Runs automated data ingestion pipelines
Downloads and Parse 100+ academic PDFs (e.g. arXiv papers) through APIs
Search across papers with keywords and embeddings
Answer questions using local or foundational LLMs (Ollama, OpenAI, etc.)
Show sources, give feedback, and maintain privacy
A complete real production grade system!

This is what we call the ArXiv Paper Curator - an AI system that turns the flood of new AI research into structured, searchable knowledge.

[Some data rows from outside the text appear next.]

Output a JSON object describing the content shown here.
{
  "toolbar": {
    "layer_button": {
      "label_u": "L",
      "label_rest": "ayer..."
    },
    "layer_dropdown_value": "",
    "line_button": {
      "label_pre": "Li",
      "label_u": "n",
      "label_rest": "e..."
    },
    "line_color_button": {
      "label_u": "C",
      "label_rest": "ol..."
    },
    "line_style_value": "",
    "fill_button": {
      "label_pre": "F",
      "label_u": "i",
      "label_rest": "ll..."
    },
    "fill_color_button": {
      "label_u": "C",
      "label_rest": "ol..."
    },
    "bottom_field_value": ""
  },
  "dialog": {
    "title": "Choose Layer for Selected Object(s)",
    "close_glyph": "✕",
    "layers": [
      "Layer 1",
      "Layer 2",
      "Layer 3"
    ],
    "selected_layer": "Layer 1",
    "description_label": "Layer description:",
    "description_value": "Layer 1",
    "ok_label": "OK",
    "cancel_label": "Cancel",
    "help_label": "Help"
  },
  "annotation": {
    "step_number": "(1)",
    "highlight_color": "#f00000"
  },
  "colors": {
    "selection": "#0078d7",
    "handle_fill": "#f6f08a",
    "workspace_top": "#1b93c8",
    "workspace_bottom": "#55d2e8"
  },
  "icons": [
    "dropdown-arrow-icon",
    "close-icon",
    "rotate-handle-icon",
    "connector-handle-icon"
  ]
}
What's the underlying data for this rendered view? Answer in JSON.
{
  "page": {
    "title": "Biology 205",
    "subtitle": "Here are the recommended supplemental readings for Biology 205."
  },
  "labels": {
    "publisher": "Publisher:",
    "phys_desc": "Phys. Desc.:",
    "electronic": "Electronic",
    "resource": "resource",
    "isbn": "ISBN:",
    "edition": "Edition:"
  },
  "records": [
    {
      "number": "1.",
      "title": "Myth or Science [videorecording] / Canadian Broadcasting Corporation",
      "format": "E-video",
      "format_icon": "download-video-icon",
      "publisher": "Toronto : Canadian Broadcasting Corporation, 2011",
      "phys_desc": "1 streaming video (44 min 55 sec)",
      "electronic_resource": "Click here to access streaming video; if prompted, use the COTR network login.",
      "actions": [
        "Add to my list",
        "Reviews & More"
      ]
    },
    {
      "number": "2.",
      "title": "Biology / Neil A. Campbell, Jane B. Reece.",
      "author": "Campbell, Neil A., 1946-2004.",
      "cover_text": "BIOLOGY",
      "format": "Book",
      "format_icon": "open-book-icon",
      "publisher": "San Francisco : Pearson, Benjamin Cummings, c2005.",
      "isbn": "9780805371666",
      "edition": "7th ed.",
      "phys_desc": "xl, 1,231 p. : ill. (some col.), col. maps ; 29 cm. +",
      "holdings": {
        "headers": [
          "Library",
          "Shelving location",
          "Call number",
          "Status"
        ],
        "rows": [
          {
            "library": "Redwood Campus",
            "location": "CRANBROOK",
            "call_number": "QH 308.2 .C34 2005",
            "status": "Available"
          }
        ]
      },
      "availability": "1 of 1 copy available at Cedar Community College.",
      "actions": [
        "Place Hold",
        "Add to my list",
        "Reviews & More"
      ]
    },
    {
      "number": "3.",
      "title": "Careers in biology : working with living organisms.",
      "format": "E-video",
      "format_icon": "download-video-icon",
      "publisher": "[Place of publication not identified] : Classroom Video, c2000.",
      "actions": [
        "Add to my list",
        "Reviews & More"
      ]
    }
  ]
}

What you’ll build (Technical Breakdown)

You will build from scratch - a fully local with API integration, production-grade RAG system with:

Data Ingestion: Auto-download PDFs daily from arXiv using Airflow
Dual Parsing: Extract structured content via GROBID + Docling fallback
Metadata Storage: Store authors, titles, abstracts, etc. metadata in PostgreSQL
Search Engine: Use OpenSearch with BM25 + semantic vectors (hybrid)
Chunking Engine: Semantic-aware chunking (evaluate different chunking)
Embedding Store: SentenceTransformers + LlamaIndex indexing
RAG Pipeline: Query expansion + retrieval + prompt templating
Local LLM: Answer questions using Ollama or API (LLaMA3, OpenAI, etc.)
Observability: Use Langfuse for prompt versioning, tracing, quality
Evaluation: RAGAS metrics, nDCG scoring, accuracy, latency tracking
Frontend: Ask questions and explore results via Streamlit or Gradio
FastAPI Backend: Async API server for integration and extensions
Dev Best Practices: uv, ruff, pre-commit, pydantic, pytest, logging, etc.